Another motivation of FVD is to enhance image mobility, which is not well supported by existing image formats. Consider the following use cases.
- In a Cloud, VMs are created based on read-only image templates stored on network-attached storage (NAS) and shared by all hosts. A VM’s image file, however, may be stored on direct-attached storage (DAS, i.e., local disk) because of its low cost. If the image uses the RAW format, creating a new VM is slow because it needs to copy the image template (gigabytes of data) from NAS to DAS. On the other hand, if the image uses a copy-on-write format (e.g., QCOW2), it may cause congestion on network and NAS, because every VM may repeatedly read unmodified data from the image template on NAS. The solution in FVD is to do copy-on-read and adaptive prefetching in addition to copy-on-write. Copy-on-read saves on DAS a copy of data retrieved from NAS for later reuse. Adaptive prefetching finds resource idle time to proactively copy from NAS to DAS the rest of the image that have not been accessed by the VM. Prefetching is conservative in that if FVD detects a contention on any resource (including DAS, NAS, or network), FVD pauses prefetching temporarily and resumes prefetching later when congestion disappears.

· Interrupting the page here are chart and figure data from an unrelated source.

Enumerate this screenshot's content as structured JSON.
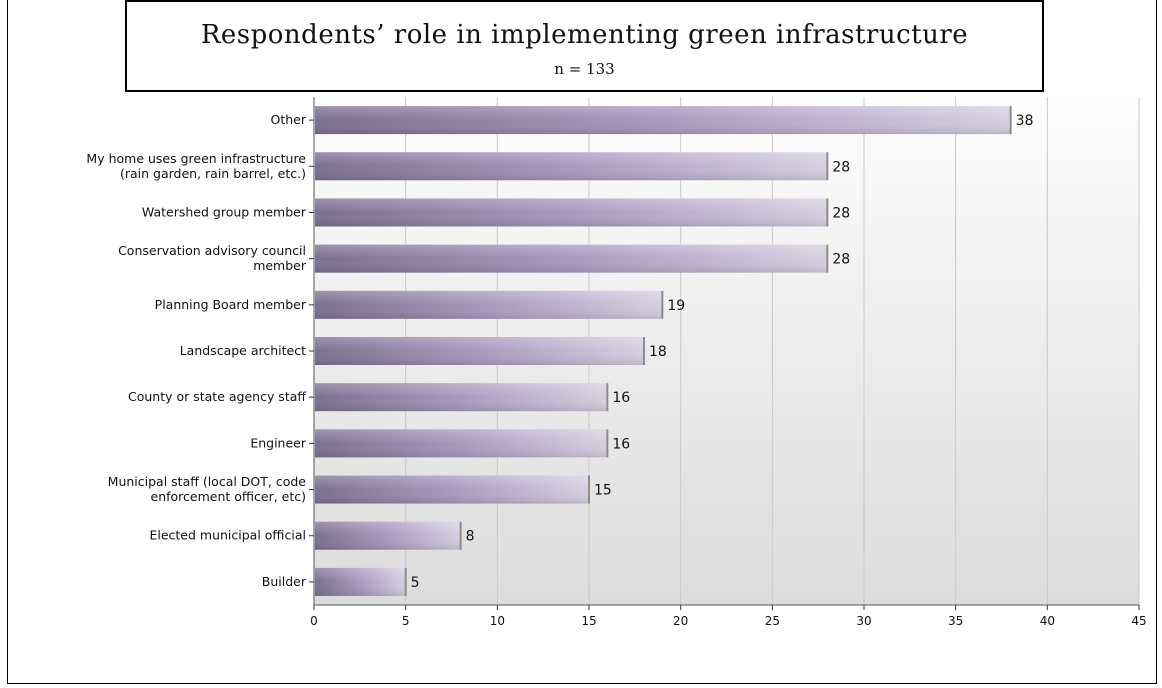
{
  "chart_data": {
    "type": "bar",
    "orientation": "horizontal",
    "title": "Respondents’ role in implementing green infrastructure",
    "subtitle": "n = 133",
    "categories": [
      "Other",
      "My home uses green infrastructure (rain garden, rain barrel, etc.)",
      "Watershed group member",
      "Conservation advisory council member",
      "Planning Board member",
      "Landscape architect",
      "County or state agency staff",
      "Engineer",
      "Municipal staff (local DOT, code enforcement officer, etc)",
      "Elected municipal official",
      "Builder"
    ],
    "category_lines": [
      [
        "Other"
      ],
      [
        "My home uses green infrastructure",
        "(rain garden, rain barrel, etc.)"
      ],
      [
        "Watershed group member"
      ],
      [
        "Conservation advisory council",
        "member"
      ],
      [
        "Planning Board member"
      ],
      [
        "Landscape architect"
      ],
      [
        "County or state agency staff"
      ],
      [
        "Engineer"
      ],
      [
        "Municipal staff (local DOT, code",
        "enforcement officer, etc)"
      ],
      [
        "Elected municipal official"
      ],
      [
        "Builder"
      ]
    ],
    "values": [
      38,
      28,
      28,
      28,
      19,
      18,
      16,
      16,
      15,
      8,
      5
    ],
    "x_ticks": [
      "0",
      "5",
      "10",
      "15",
      "20",
      "25",
      "30",
      "35",
      "40",
      "45"
    ],
    "xlim": [
      0,
      45
    ],
    "xlabel": "",
    "ylabel": "",
    "grid": "vertical",
    "legend": "none",
    "colors": {
      "bar_dark": "#7b6f90",
      "bar_mid": "#a899bf",
      "bar_light": "#d6cfe0",
      "grid": "#c8c8c8",
      "plot_bg_top": "#fdfdfd",
      "plot_bg_bottom": "#dcdcdc"
    }
  }
}
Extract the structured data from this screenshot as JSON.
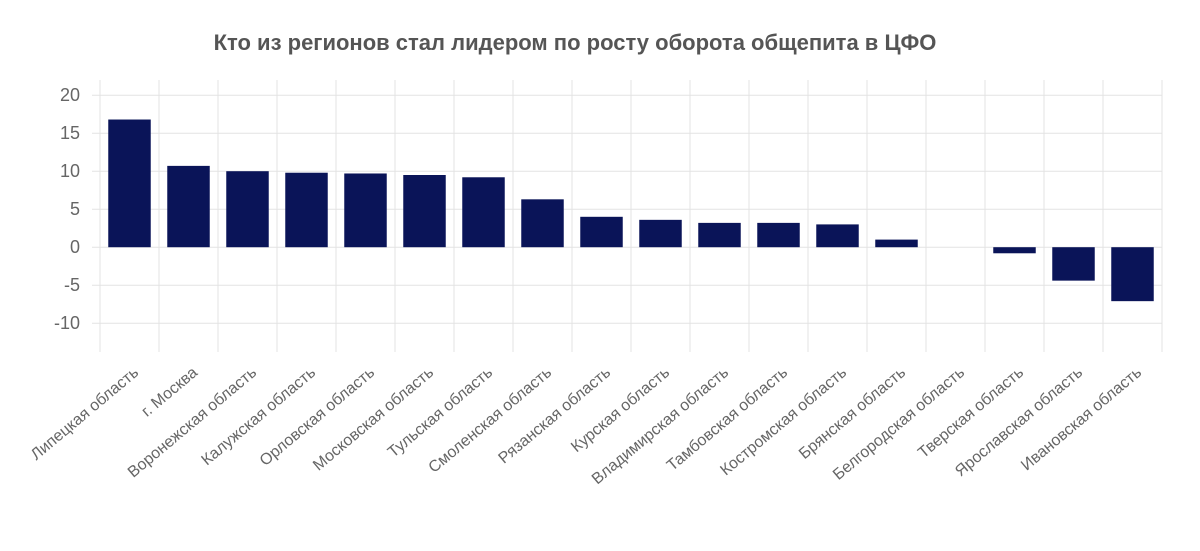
{
  "chart_data": {
    "type": "bar",
    "title": "Кто из регионов стал лидером по росту оборота общепита в ЦФО",
    "xlabel": "",
    "ylabel": "",
    "ylim": [
      -13,
      22
    ],
    "yticks": [
      20,
      15,
      10,
      5,
      0,
      -5,
      -10
    ],
    "grid": true,
    "legend": "none",
    "bar_color": "#0a1458",
    "categories": [
      "Липецкая область",
      "г. Москва",
      "Воронежская область",
      "Калужская область",
      "Орловская область",
      "Московская область",
      "Тульская область",
      "Смоленская область",
      "Рязанская область",
      "Курская область",
      "Владимирская область",
      "Тамбовская область",
      "Костромская область",
      "Брянская область",
      "Белгородская область",
      "Тверская область",
      "Ярославская область",
      "Ивановская область"
    ],
    "values": [
      16.8,
      10.7,
      10.0,
      9.8,
      9.7,
      9.5,
      9.2,
      6.3,
      4.0,
      3.6,
      3.2,
      3.2,
      3.0,
      1.0,
      0.0,
      -0.8,
      -4.4,
      -7.1
    ]
  }
}
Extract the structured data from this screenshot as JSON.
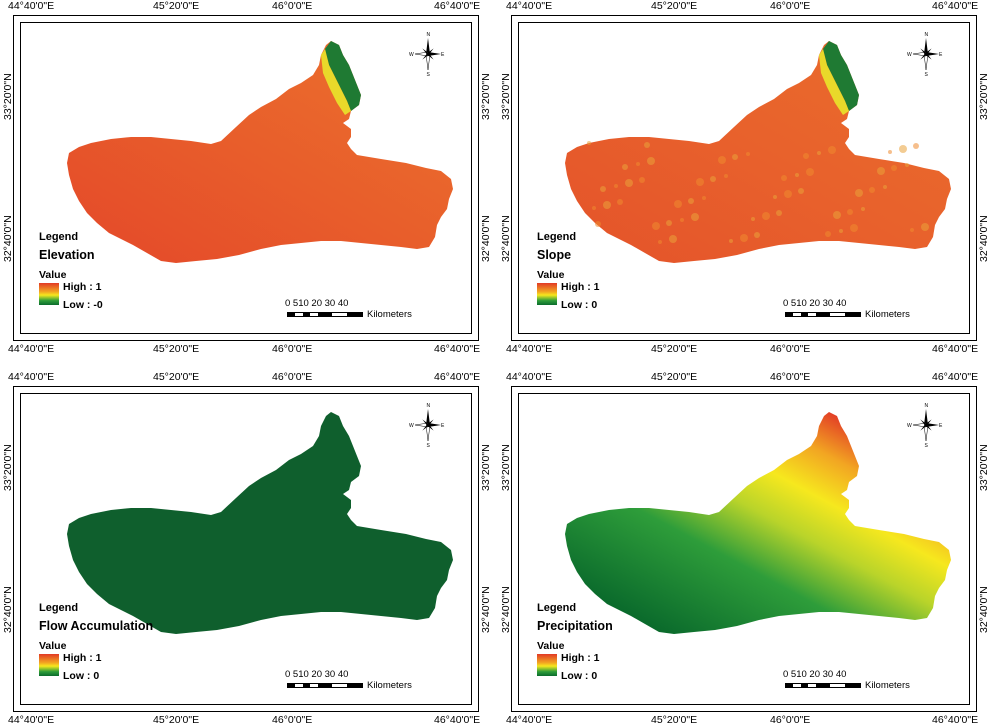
{
  "axes": {
    "lon_labels": [
      "44°40'0\"E",
      "45°20'0\"E",
      "46°0'0\"E",
      "46°40'0\"E"
    ],
    "lat_labels": [
      "33°20'0\"N",
      "32°40'0\"N"
    ]
  },
  "panels": [
    {
      "legend_title": "Legend",
      "layer_name": "Elevation",
      "value_label": "Value",
      "high_label": "High : 1",
      "low_label": "Low : -0"
    },
    {
      "legend_title": "Legend",
      "layer_name": "Slope",
      "value_label": "Value",
      "high_label": "High : 1",
      "low_label": "Low : 0"
    },
    {
      "legend_title": "Legend",
      "layer_name": "Flow Accumulation",
      "value_label": "Value",
      "high_label": "High : 1",
      "low_label": "Low : 0"
    },
    {
      "legend_title": "Legend",
      "layer_name": "Precipitation",
      "value_label": "Value",
      "high_label": "High : 1",
      "low_label": "Low : 0"
    }
  ],
  "scale_bar": {
    "ticks": "0 510  20   30   40",
    "unit": "Kilometers"
  },
  "north_arrow": {
    "n": "N",
    "s": "S",
    "e": "E",
    "w": "W"
  },
  "colors": {
    "high": "#e23a26",
    "mid": "#f6e81e",
    "low": "#0b6b2c"
  }
}
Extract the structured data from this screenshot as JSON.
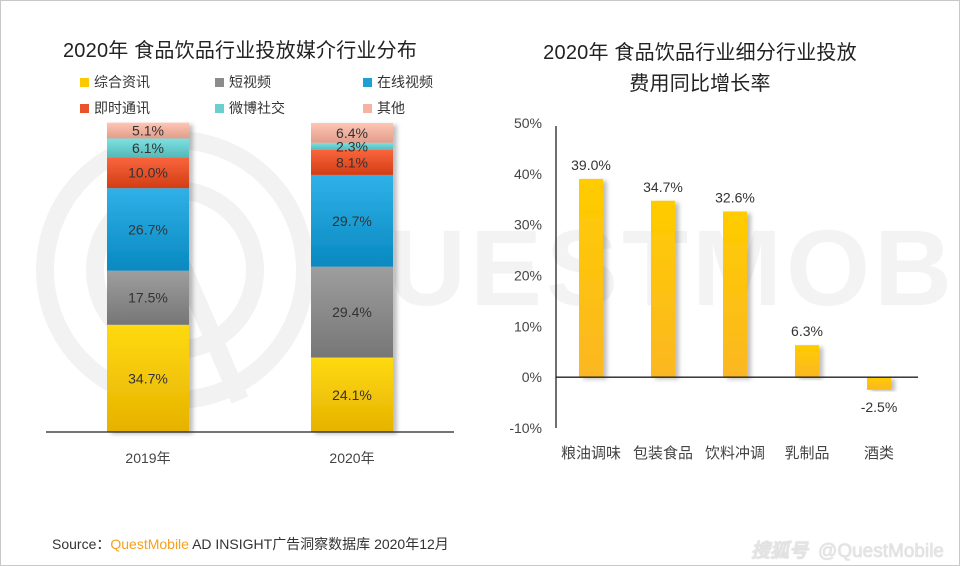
{
  "chart_data": [
    {
      "type": "bar",
      "stacked": true,
      "title": "2020年 食品饮品行业投放媒介行业分布",
      "categories": [
        "2019年",
        "2020年"
      ],
      "series": [
        {
          "name": "综合资讯",
          "color": "#fcc800",
          "values": [
            34.7,
            24.1
          ],
          "labels": [
            "34.7%",
            "24.1%"
          ]
        },
        {
          "name": "短视频",
          "color": "#8c8c8c",
          "values": [
            17.5,
            29.4
          ],
          "labels": [
            "17.5%",
            "29.4%"
          ]
        },
        {
          "name": "在线视频",
          "color": "#1e9fd6",
          "values": [
            26.7,
            29.7
          ],
          "labels": [
            "26.7%",
            "29.7%"
          ]
        },
        {
          "name": "即时通讯",
          "color": "#e8532b",
          "values": [
            10.0,
            8.1
          ],
          "labels": [
            "10.0%",
            "8.1%"
          ]
        },
        {
          "name": "微博社交",
          "color": "#6ccfcf",
          "values": [
            6.1,
            2.3
          ],
          "labels": [
            "6.1%",
            "2.3%"
          ]
        },
        {
          "name": "其他",
          "color": "#f7b3a1",
          "values": [
            5.1,
            6.4
          ],
          "labels": [
            "5.1%",
            "6.4%"
          ]
        }
      ],
      "ylim": [
        0,
        100
      ],
      "legend": "top",
      "grid": false,
      "xlabel": "",
      "ylabel": ""
    },
    {
      "type": "bar",
      "title": "2020年  食品饮品行业细分行业投放费用同比增长率",
      "title_lines": [
        "2020年  食品饮品行业细分行业投放",
        "费用同比增长率"
      ],
      "categories": [
        "粮油调味",
        "包装食品",
        "饮料冲调",
        "乳制品",
        "酒类"
      ],
      "values": [
        39.0,
        34.7,
        32.6,
        6.3,
        -2.5
      ],
      "labels": [
        "39.0%",
        "34.7%",
        "32.6%",
        "6.3%",
        "-2.5%"
      ],
      "color": "#fcc000",
      "ylim": [
        -10,
        50
      ],
      "yticks": [
        50,
        40,
        30,
        20,
        10,
        0,
        -10
      ],
      "ytick_labels": [
        "50%",
        "40%",
        "30%",
        "20%",
        "10%",
        "0%",
        "-10%"
      ],
      "grid": false,
      "xlabel": "",
      "ylabel": ""
    }
  ],
  "footer": {
    "source_prefix": "Source：",
    "source_brand": "QuestMobile",
    "source_rest": " AD INSIGHT广告洞察数据库 2020年12月",
    "watermark_logo": "搜狐号",
    "watermark_handle": "@QuestMobile"
  },
  "background_watermark": "QUESTMOBILE"
}
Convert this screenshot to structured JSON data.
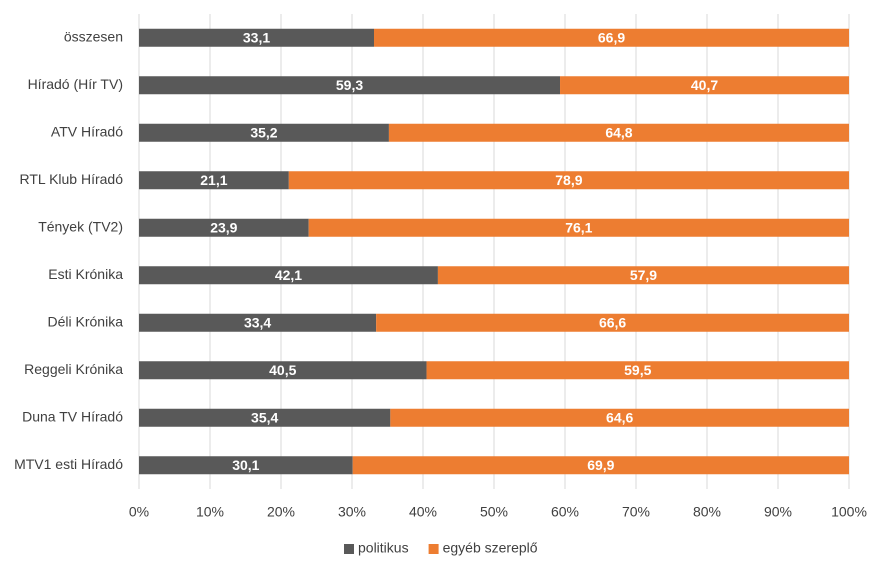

- Today, migrating a VM from one host’s DAS to another host’s DAS takes a pre-copy approach, i.e., the VM's disk data must be copied from the source host to the target host in its entirety before the VM can start to run on the target host. Pre-copy may take a long time due to the large size of a disk image. With FVD, it can instantly migrate a VM without first transferring its disk image. As the VM runs uninterruptedly on the target host, FVD uses copy-on-read and adaptive prefetching to gradually copy the image from the source host to the target host, without user-perceived downtime.